ILO says world heading for a new and deeper jobs recession, warns of more social unrest

Respondents in half of 99 countries surveyed say they do not have confidence in their national governments.

logo of the International labour OrganizationGeneva (4 Nov. 2011) – In a grim analysis issued on the eve of the G20 leaders summit, the International Labour Organization (ILO) says the global economy is on the verge of a new and deeper jobs recession that will further delay the global economic recovery and may ignite more social unrest in scores of countries.

“We have reached the moment of truth. We have a brief window of opportunity to avoid a major double-dip in employment,” said Raymond Torres, director of the ILO International Institute for Labour Studies that issued the report.

The new World of Work Report 2011: Making markets work for jobs says a stalled global economic recovery has begun to dramatically affect labour markets. On current trends, it will take at least five years to return employment in advanced economies to pre-crisis levels, one year later than projected in last year’s report.

The report indicates that 80 million jobs need to be created over the next two years to return to pre-crisis employment rates. However, the recent slowdown in growth suggests that the world economy is likely to create only half of the jobs needed.

The report also features a new “social unrest” index that shows levels of discontent over the lack of jobs and anger over perceptions that the burden of the crisis is not being shared fairly. It notes that in over 45 of the 119 countries examined, the risk of social unrest is rising.

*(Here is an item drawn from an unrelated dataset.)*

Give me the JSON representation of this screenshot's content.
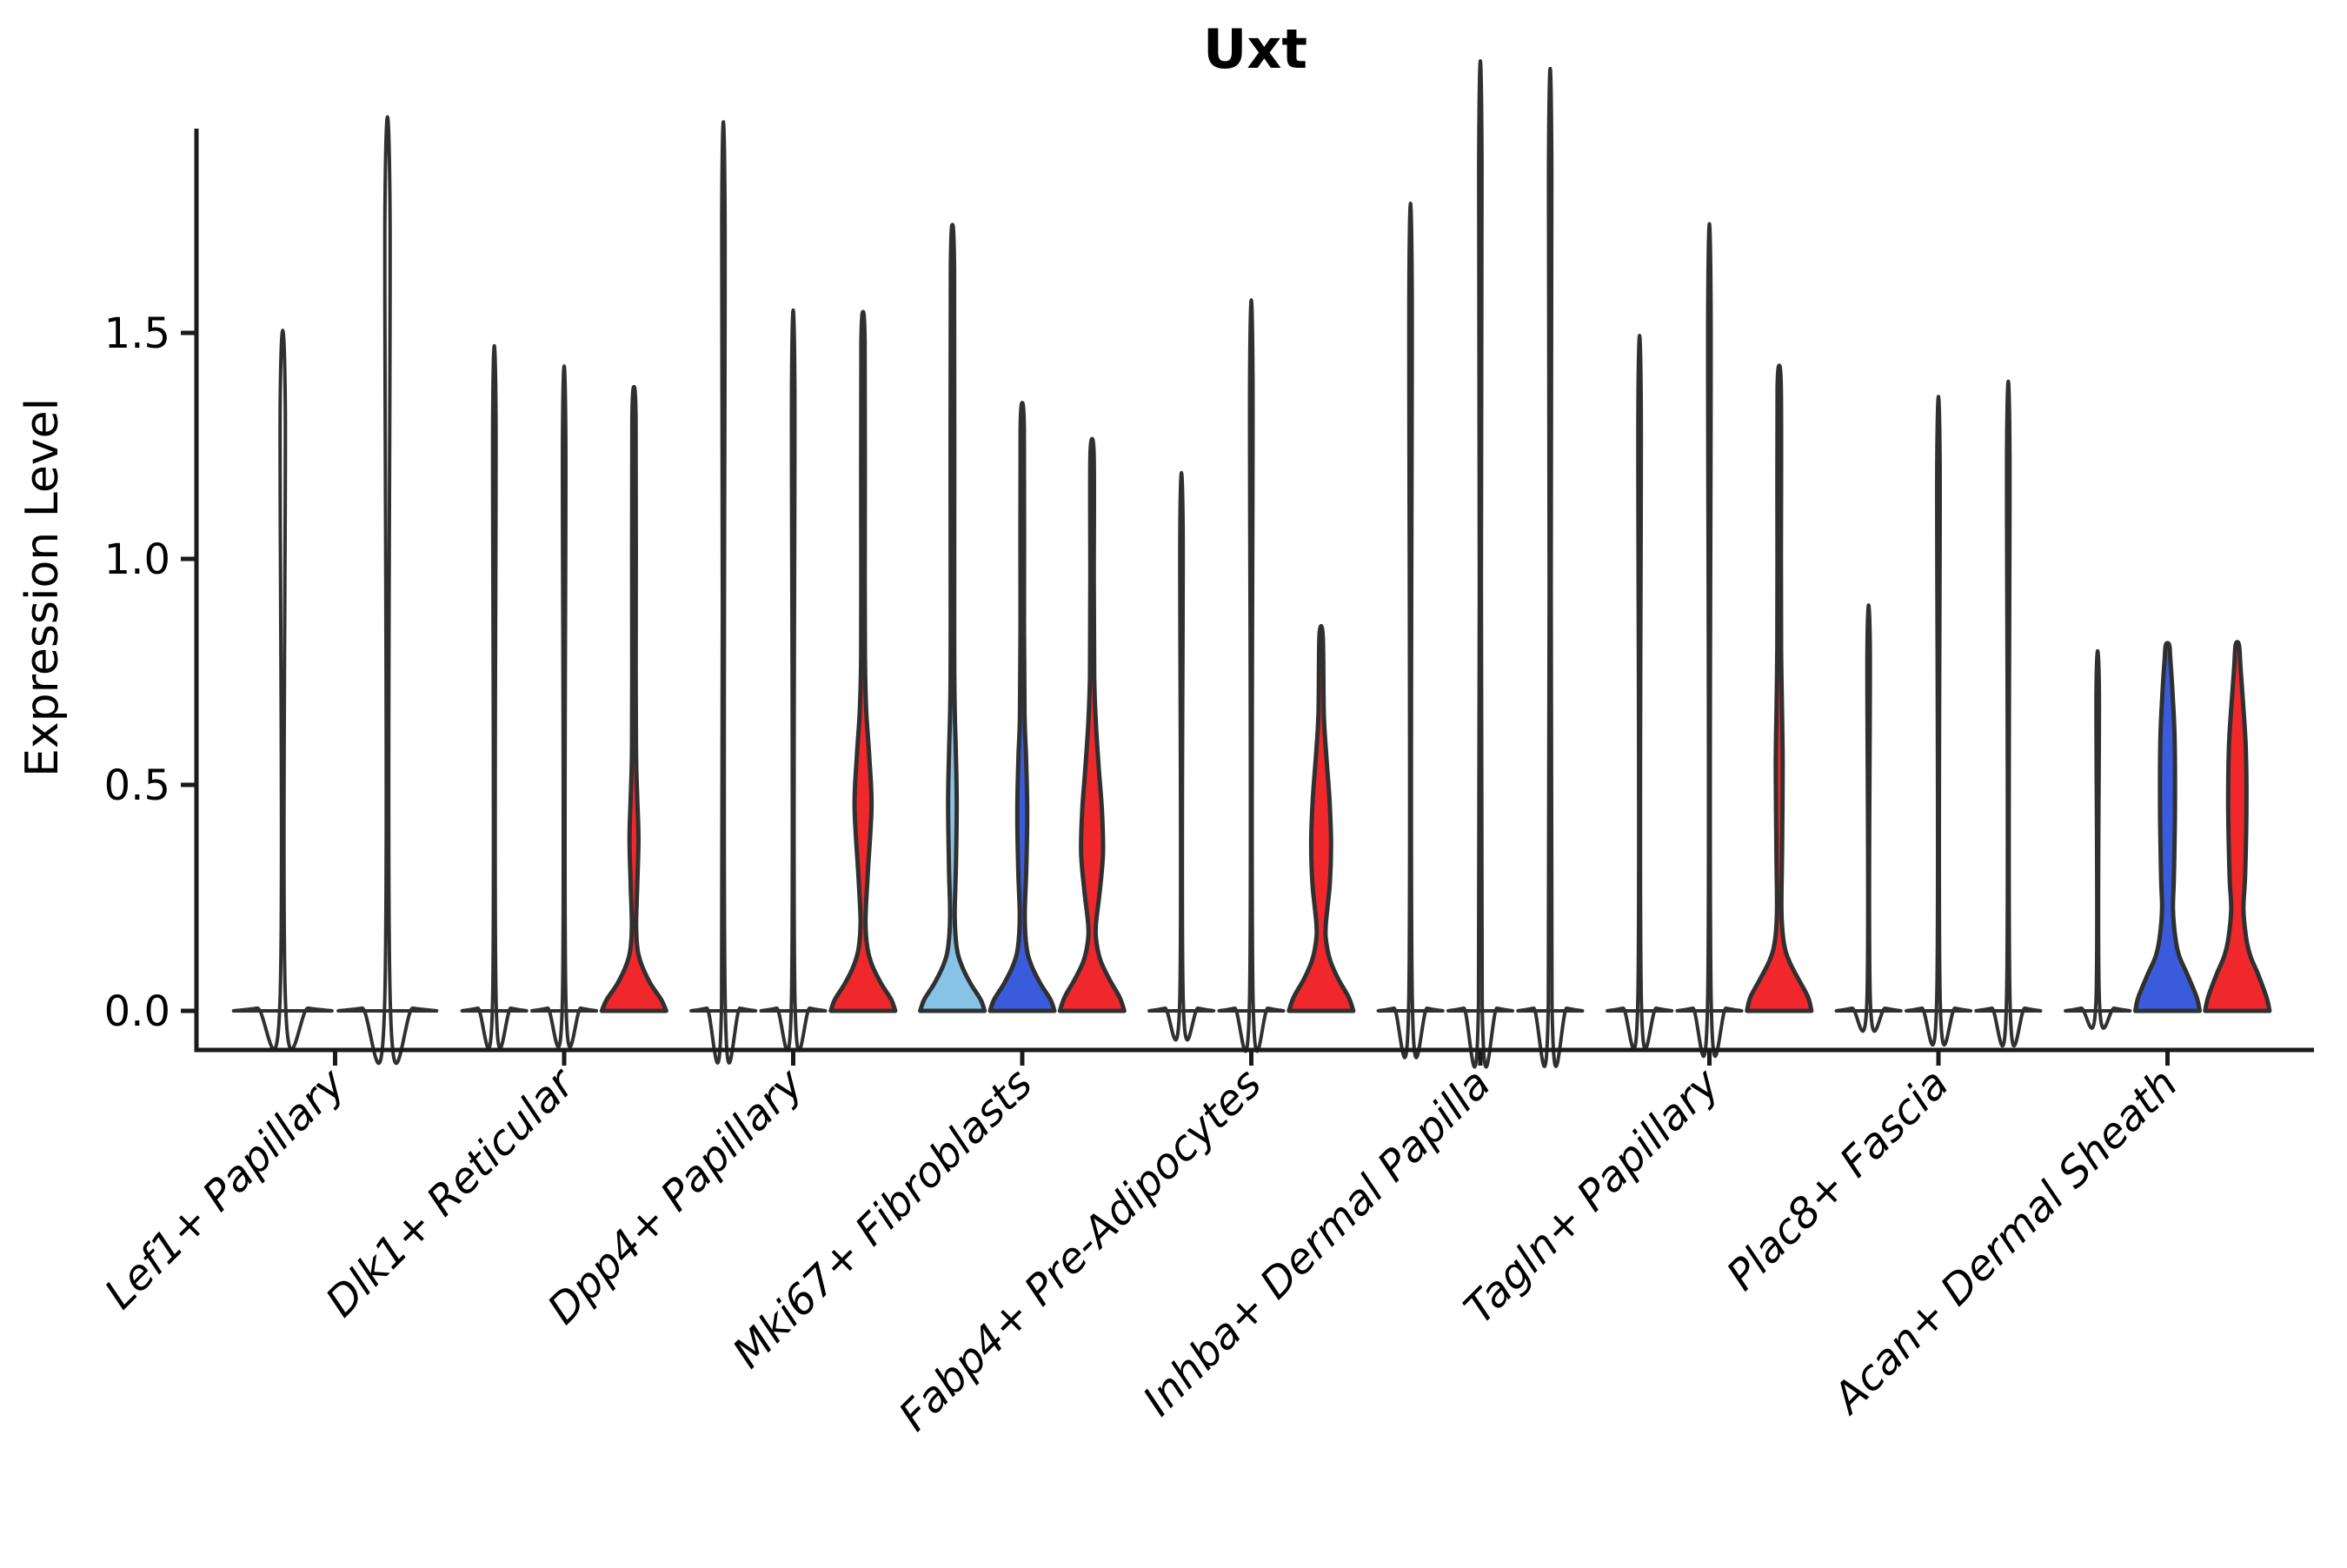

This is especially the case in advanced economies, notably the EU, the Arab region and to a lesser extent Asia.

The report cites three reasons why the ongoing economic slowdown may have a particularly strong impact on the employment panorama: first, compared to the start of the crisis, enterprises are now in a weaker position to retain workers; second, as pressure to adopt fiscal austerity measures mount, governments are less inclined to maintain or adopt new job- and income-support programmes; and third, countries are left to act in isolation due to lack of international policy coordination.

The report’s other main findings include:

  • Out of 118 countries with available data, 69 countries show an increase in the percentage of people reporting a worsening of living standards in 2010 compared to 2006;
  • Respondents in half of 99 countries surveyed say they do not have confidence in their national governments;
  • In 2010, more than 50 per cent of people in developed countries report being dissatisfied with the availability of decent jobs (in countries such as Greece, Italy, Portugal, Slovenia, and Spain, more than 70 per cent of survey respondents reported dissatisfaction);
  • In advanced countries, the growth in corporate profits among non-financial firms was translated into a substantial increase in dividend payouts (from 29 per cent of profits in 2000 to 36 per cent in 2009) and financial investment (from 81.2 per cent of GDP in 1995 to 132.2 per cent in 2007). The crisis reversed slightly these trends, which resumed in 2010; and
  • Food price volatility doubled during the period 2006-2010 relative to the preceding five years, affecting decent work prospects in developing countries. Financial investors benefit more from price volatility than food producers, especially small ones.

The study also calls for supporting investment in the real economy through financial reform and pro-investment measures.

Finally, it says that the adage that wage moderation leads to job creation is a myth, and calls for a comprehensive income-led recovery strategy. This would also help stimulate investment while reducing excessive income inequalities.